Mixed Harvest: The Second Great Transformation in the Rural North, 1870-1930 By Hal S. Barron
This is the last book for the “Reading Between the Lines” program at GCVM through the NYS Counsel on the Humanities. This book is chronologically just beyond the time period I regularly read but the focus on rural society is on I find interesting.
I am reading this book out of order, starting with the chapters catching my attention first. I began with the chapter on the improvement of roads called “And the Crooked Shall be Made Straight.” This chapter made me want to know more the development, placement, and types of roads in the first half of the century. I hadn’t previously looked at the social and agricultural influences on the establishment of roads. Barron’s explanation was enlightening. I now better understand many of the roads I drive on, on a daily basis. All-in-all, a nice chapter. I think I will see about finding Common Landscape of America, 1580 to 1845 by John Stilgoe.
The next chapter I read was the one on mail-order catalogs called “With all the Fragrant Powders of the Merchant”. I have mixed thoughts on this chapter. I liked that pre-war information was included. I found this very interesting. I did not like the tone as the chapter progressed. It almost felt patronizing. I also felt Barron neglected to fully acknowledge those who lived in rural villages who didn’t abide by the republican simple life he describes. In addition to these issues, some of the statements made were not documented as well as I like. One example was the generalizations made about pre-war merchants. These merchants were described as manipulative and greedy. The few passages quoted came from secondary sources, rather than primary research.

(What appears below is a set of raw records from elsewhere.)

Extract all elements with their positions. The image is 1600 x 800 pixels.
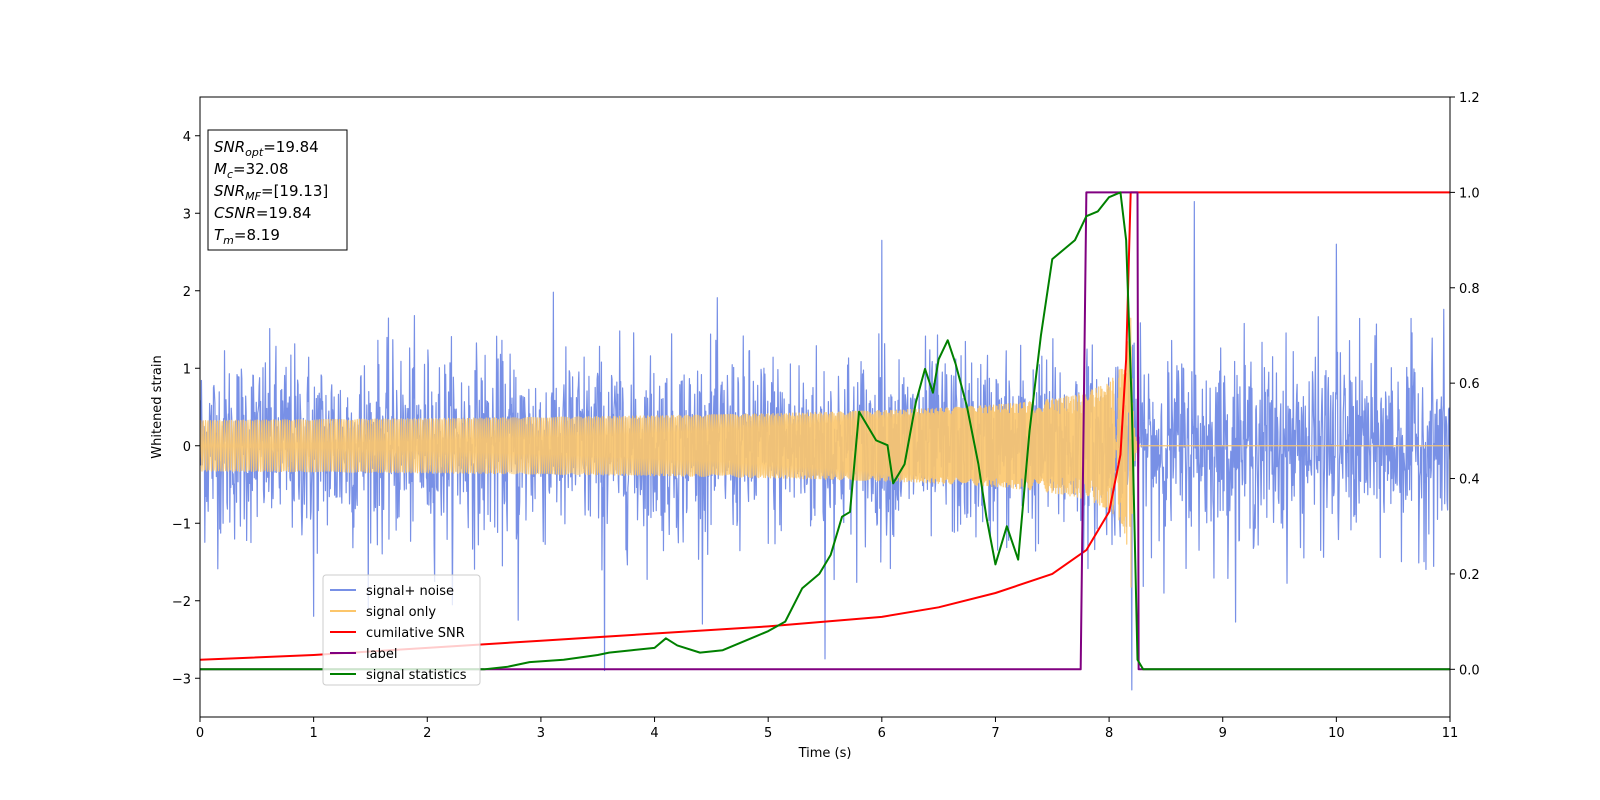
annotation-symbol: SNR bbox=[214, 138, 245, 156]
y-tick-label: 1 bbox=[183, 362, 191, 377]
x-tick-label: 10 bbox=[1328, 726, 1345, 741]
y-tick-label: 2 bbox=[183, 285, 191, 300]
annotation-subscript: c bbox=[227, 168, 233, 181]
x-tick-label: 11 bbox=[1442, 726, 1459, 741]
y2-tick-label: 0.6 bbox=[1459, 377, 1480, 392]
series-signal-statistics bbox=[200, 191, 1450, 671]
series-signal-only bbox=[200, 317, 1450, 588]
annotation-box: SNRopt=19.84Mc=32.08SNRMF=[19.13]CSNR=19… bbox=[207, 129, 348, 251]
legend-label: signal statistics bbox=[366, 668, 467, 683]
x-tick-label: 9 bbox=[1219, 726, 1227, 741]
annotation-symbol: SNR bbox=[214, 182, 245, 200]
y2-tick-label: 0.4 bbox=[1459, 473, 1480, 488]
x-tick-label: 0 bbox=[196, 726, 204, 741]
x-tick-label: 5 bbox=[764, 726, 772, 741]
y2-tick-label: 0.2 bbox=[1459, 568, 1480, 583]
legend-label: label bbox=[366, 647, 397, 662]
annotation-value: =8.19 bbox=[234, 226, 280, 244]
x-tick-label: 7 bbox=[991, 726, 999, 741]
annotation-subscript: m bbox=[223, 234, 234, 247]
legend-label: signal only bbox=[366, 605, 436, 620]
annotation-line: SNRMF=[19.13] bbox=[214, 182, 328, 203]
x-tick-label: 1 bbox=[309, 726, 317, 741]
y-tick-label: −2 bbox=[172, 595, 191, 610]
x-tick-label: 8 bbox=[1105, 726, 1113, 741]
annotation-value: =19.84 bbox=[263, 138, 319, 156]
annotation-value: =19.84 bbox=[256, 204, 312, 222]
annotation-symbol: CSNR bbox=[214, 204, 256, 222]
y2-tick-label: 1.2 bbox=[1459, 91, 1480, 106]
annotation-subscript: opt bbox=[245, 146, 264, 159]
x-tick-label: 3 bbox=[537, 726, 545, 741]
annotation-line: CSNR=19.84 bbox=[214, 204, 311, 222]
plot-frame bbox=[199, 96, 1451, 718]
y-axis-left: −3 −2 −1 0 1 2 3 4 bbox=[172, 130, 200, 687]
annotation-line: Mc=32.08 bbox=[214, 160, 289, 181]
annotation-value: =32.08 bbox=[233, 160, 289, 178]
annotation-symbol: T bbox=[214, 226, 225, 244]
legend-label: cumilative SNR bbox=[366, 626, 465, 641]
annotation-line: SNRopt=19.84 bbox=[214, 138, 319, 159]
x-axis-label: Time (s) bbox=[798, 746, 852, 761]
y-tick-label: −3 bbox=[172, 672, 191, 687]
x-axis: 0 1 2 3 4 5 6 7 8 9 10 11 bbox=[196, 717, 1458, 741]
annotation-value: =[19.13] bbox=[261, 182, 328, 200]
legend-label: signal+ noise bbox=[366, 584, 454, 599]
y-tick-label: 0 bbox=[183, 440, 191, 455]
y-tick-label: −1 bbox=[172, 517, 191, 532]
y-axis-right: 0.0 0.2 0.4 0.6 0.8 1.0 1.2 bbox=[1450, 91, 1480, 678]
series-layer bbox=[200, 191, 1450, 691]
x-tick-label: 4 bbox=[650, 726, 658, 741]
y2-tick-label: 1.0 bbox=[1459, 186, 1480, 201]
legend: signal+ noise signal only cumilative SNR la… bbox=[322, 574, 481, 686]
y-axis-label: Whitened strain bbox=[150, 355, 165, 458]
annotation-line: Tm=8.19 bbox=[214, 226, 280, 247]
y-tick-label: 3 bbox=[183, 207, 191, 222]
x-tick-label: 6 bbox=[878, 726, 886, 741]
x-tick-label: 2 bbox=[423, 726, 431, 741]
y-tick-label: 4 bbox=[183, 130, 191, 145]
y2-tick-label: 0.8 bbox=[1459, 282, 1480, 297]
annotation-symbol: M bbox=[214, 160, 227, 178]
annotation-subscript: MF bbox=[245, 190, 261, 203]
y2-tick-label: 0.0 bbox=[1459, 663, 1480, 678]
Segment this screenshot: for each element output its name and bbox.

He makes a few statements but doesn’t cite as well as I would like. Some of what he says I can accept as generally true:
“Besides these attitudes, the main source of tension between country merchants and their rural customer was the determination of value and the negotiation of prices, and because both parties tried to by cheap and sell dear conflict was inherent in their dealings. For agricultural produce such as butter and grain, farmers and merchants could refer to newspaper market reports to determine a satisfactory price….”
But he continues into what I think needs more primary documentation to avoid over generalizations:
“… although storekeepers had to remain vigilant against such ploys as rancid butter at the bottom of the tub and other adulterations.”
His quotations are minimal, including one by P.T. Barnum (which the author does admit has exaggerations)
“It was ‘dog eat dog’ – ‘tit for tat.’ Our cottons were sold for wool, our wool and cotton for silk and linen, in fact nearly every thing was different from what is was represented…. Each party expected to be cheated, if it was possible. Our eyes, and not our ears, had to be our masters. We must believe little that we saw, and less that we heard. Our calicoes were all ‘fast colors,’ according to our representations, and the colors would generally run ‘fast’ enough and show them a tub of soap-suds. Our ground coffee was as good as burned peas, beans, and corn could make, and out ginger was tolerable, considering the price of corn meal. The ‘tricks of the trade’ were numerous.”
Since this section irritated me so much, of course, I need to do some additional reading. The author notes an article by David Jaffee “Peddlers of Progress and the Transformation of the Rural North, 1760-1860” in the 1991 Journal of American History.
I’ve gone back to read the chapters on education reform and the dairy industry at the same time. Lets see if I get this done for Saturday with the distraction of the new pile of books Kathy handed me.